Once you've ensured the desired performer exists, you can create a model run. The following JSON is an example of data to be used to create a model-run:

 1
 2
 3
 4
 5
 6
 7
 8
 9
10
11
12
13
14
15
16
//model-run.json
{
  // must be a valid performer short-code
  "performer": "KIT",
  // must be a valid region string
  "region": "KW_R001",
  // a human-readable title
  "title": "Ingestion 3.2",
  // number of hours after upload when this model run should be automatically deleted.
  // exclude this field if you want the model run to remain in the database permanently.
  "expiration_time": 2,
  // can be any JSON that helps keep track of what this model-run is
  "parameters": {
    "any": "data"
  }
}

To create this model-run:

1
2
3
4
5
6
$ curl \
    -H "Content-Type: application/json" \
    -H "X-RDWATCH-API-KEY: {RDWATCH_MODEL_RUN_API_KEY}" \
    -X POST \
    -d @model-run.json \
    https://some.rgd.host/api/model-runs/

You'll get the newly created model-run as a response:

 1
 2
 3
 4
 5
 6
 7
 8
 9
10
11
12
13
14
15
16
17
18
19
20
{
  "id": 12,
  "title": "Ingestion 3.2",
  "region": null,
  "performer": {
    "id": 7,
    "team_name": "Kitware",
    "short_code": "KIT"
  },
  "parameters": {
    "any": "data"
  },
  "numsites": 0,
  "score": null,
  "timestamp": null,
  "timerange": null,
  "bbox": null,
  "created": "<creation_datetime>",
  "expiration_time": "01:00:00"
}

Add data to a model-run

You can POST a Site Model Specification JSON to the endpoint /api/model-runs/{id}/site-model/ or a Region Model Specification JSON to the endpoint /api/model-runs/{id}/region-model/.

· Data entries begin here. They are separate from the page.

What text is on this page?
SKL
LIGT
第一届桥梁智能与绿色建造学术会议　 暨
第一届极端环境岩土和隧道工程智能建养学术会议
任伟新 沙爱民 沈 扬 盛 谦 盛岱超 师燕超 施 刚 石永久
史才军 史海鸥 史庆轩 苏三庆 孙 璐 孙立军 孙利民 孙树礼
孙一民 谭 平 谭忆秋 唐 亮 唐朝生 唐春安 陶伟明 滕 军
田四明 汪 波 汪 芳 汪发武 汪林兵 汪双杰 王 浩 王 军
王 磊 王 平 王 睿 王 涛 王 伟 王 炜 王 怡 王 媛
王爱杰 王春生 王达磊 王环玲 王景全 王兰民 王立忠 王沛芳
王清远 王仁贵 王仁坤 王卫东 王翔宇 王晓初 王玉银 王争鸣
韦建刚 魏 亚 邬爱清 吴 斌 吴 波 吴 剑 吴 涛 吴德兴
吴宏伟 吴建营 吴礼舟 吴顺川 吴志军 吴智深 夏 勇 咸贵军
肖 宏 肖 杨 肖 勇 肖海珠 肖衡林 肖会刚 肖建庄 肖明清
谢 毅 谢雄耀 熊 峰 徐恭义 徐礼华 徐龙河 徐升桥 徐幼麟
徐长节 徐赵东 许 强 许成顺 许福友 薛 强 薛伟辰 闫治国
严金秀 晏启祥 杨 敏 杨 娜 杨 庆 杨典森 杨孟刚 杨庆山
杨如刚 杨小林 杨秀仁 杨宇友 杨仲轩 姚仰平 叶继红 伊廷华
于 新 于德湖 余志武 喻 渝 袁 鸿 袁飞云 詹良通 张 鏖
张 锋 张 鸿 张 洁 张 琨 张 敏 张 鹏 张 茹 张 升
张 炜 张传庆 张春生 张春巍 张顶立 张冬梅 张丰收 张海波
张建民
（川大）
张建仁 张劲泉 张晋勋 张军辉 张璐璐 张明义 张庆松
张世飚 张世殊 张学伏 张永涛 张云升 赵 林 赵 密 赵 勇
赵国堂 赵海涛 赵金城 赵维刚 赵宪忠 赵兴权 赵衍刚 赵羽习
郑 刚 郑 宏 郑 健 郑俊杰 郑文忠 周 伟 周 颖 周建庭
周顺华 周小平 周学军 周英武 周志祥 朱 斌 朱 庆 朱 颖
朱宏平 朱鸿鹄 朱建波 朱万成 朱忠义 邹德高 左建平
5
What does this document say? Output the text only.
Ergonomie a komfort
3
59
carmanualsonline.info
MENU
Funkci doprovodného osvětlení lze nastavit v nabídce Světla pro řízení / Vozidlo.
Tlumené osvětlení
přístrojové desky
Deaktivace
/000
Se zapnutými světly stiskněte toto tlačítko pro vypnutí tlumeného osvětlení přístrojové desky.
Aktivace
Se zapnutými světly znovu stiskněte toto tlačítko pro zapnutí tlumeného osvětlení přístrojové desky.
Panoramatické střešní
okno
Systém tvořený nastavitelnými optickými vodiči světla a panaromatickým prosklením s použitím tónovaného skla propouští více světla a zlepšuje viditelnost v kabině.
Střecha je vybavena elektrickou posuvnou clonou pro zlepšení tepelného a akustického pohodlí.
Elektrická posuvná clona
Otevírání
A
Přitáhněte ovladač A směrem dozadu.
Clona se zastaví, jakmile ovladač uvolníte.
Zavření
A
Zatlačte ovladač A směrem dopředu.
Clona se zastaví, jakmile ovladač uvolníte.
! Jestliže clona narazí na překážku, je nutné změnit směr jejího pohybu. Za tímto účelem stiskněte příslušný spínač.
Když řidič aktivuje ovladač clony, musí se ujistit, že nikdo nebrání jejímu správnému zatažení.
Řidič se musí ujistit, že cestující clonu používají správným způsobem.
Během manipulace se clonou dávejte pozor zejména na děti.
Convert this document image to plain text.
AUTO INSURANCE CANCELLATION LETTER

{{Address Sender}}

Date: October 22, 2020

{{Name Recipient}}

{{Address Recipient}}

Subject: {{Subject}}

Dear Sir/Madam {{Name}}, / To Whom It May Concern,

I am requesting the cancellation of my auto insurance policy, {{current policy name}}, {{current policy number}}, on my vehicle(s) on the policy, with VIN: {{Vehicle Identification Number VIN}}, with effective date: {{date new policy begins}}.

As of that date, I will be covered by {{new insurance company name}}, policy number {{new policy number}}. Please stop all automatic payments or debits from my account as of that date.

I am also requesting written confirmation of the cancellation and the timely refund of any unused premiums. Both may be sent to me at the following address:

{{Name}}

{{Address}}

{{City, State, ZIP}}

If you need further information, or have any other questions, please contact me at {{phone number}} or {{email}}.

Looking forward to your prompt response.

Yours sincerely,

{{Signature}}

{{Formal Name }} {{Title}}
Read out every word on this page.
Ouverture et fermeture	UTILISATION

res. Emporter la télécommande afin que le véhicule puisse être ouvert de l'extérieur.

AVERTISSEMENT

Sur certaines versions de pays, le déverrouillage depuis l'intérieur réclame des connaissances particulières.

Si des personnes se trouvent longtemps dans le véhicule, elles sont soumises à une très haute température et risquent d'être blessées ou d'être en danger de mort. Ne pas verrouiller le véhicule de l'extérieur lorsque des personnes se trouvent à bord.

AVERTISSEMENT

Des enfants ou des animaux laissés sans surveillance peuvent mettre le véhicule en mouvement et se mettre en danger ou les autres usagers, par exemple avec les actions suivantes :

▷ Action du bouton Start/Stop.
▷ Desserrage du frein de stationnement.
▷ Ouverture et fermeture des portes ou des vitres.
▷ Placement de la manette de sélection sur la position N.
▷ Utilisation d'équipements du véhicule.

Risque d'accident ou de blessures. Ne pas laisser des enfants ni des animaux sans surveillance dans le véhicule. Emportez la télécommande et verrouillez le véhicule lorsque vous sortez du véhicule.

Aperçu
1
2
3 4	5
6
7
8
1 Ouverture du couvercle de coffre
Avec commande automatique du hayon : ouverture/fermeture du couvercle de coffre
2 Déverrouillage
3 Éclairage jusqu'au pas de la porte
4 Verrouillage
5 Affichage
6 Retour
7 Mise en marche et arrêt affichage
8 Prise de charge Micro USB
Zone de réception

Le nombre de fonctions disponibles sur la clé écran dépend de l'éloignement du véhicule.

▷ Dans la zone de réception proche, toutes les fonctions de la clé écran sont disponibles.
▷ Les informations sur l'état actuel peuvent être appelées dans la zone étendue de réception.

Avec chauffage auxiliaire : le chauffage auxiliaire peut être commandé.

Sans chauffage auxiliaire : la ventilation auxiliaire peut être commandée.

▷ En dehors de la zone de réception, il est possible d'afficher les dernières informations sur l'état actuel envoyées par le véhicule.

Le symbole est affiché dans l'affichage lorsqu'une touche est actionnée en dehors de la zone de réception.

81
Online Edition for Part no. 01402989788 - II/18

Following the above example, lets POST a Site Model Specification JSON file in the current working directory named "site.json" to the newly created model-run:

1
2
3
4
5
6
$ curl \
    -H "Content-Type: application/json" \
    -H "X-RDWATCH-API-KEY: {RDWATCH_MODEL_RUN_API_KEY}" \
    -X POST \
    -d @site.json \
    https://some.rgd.host/api/model-runs/12/site-model/

Ensure the JSON correctly validates against the Site Model Specification. While many validation errors are reported, a malformed JSON will not report helpful errors. For example, the specification mandates each 'Observation' feature must include a current_phase string, but some data in the wild is not compliant with this and instead includes "current_phase": null. This is a malformed JSON and will not able to be parsed.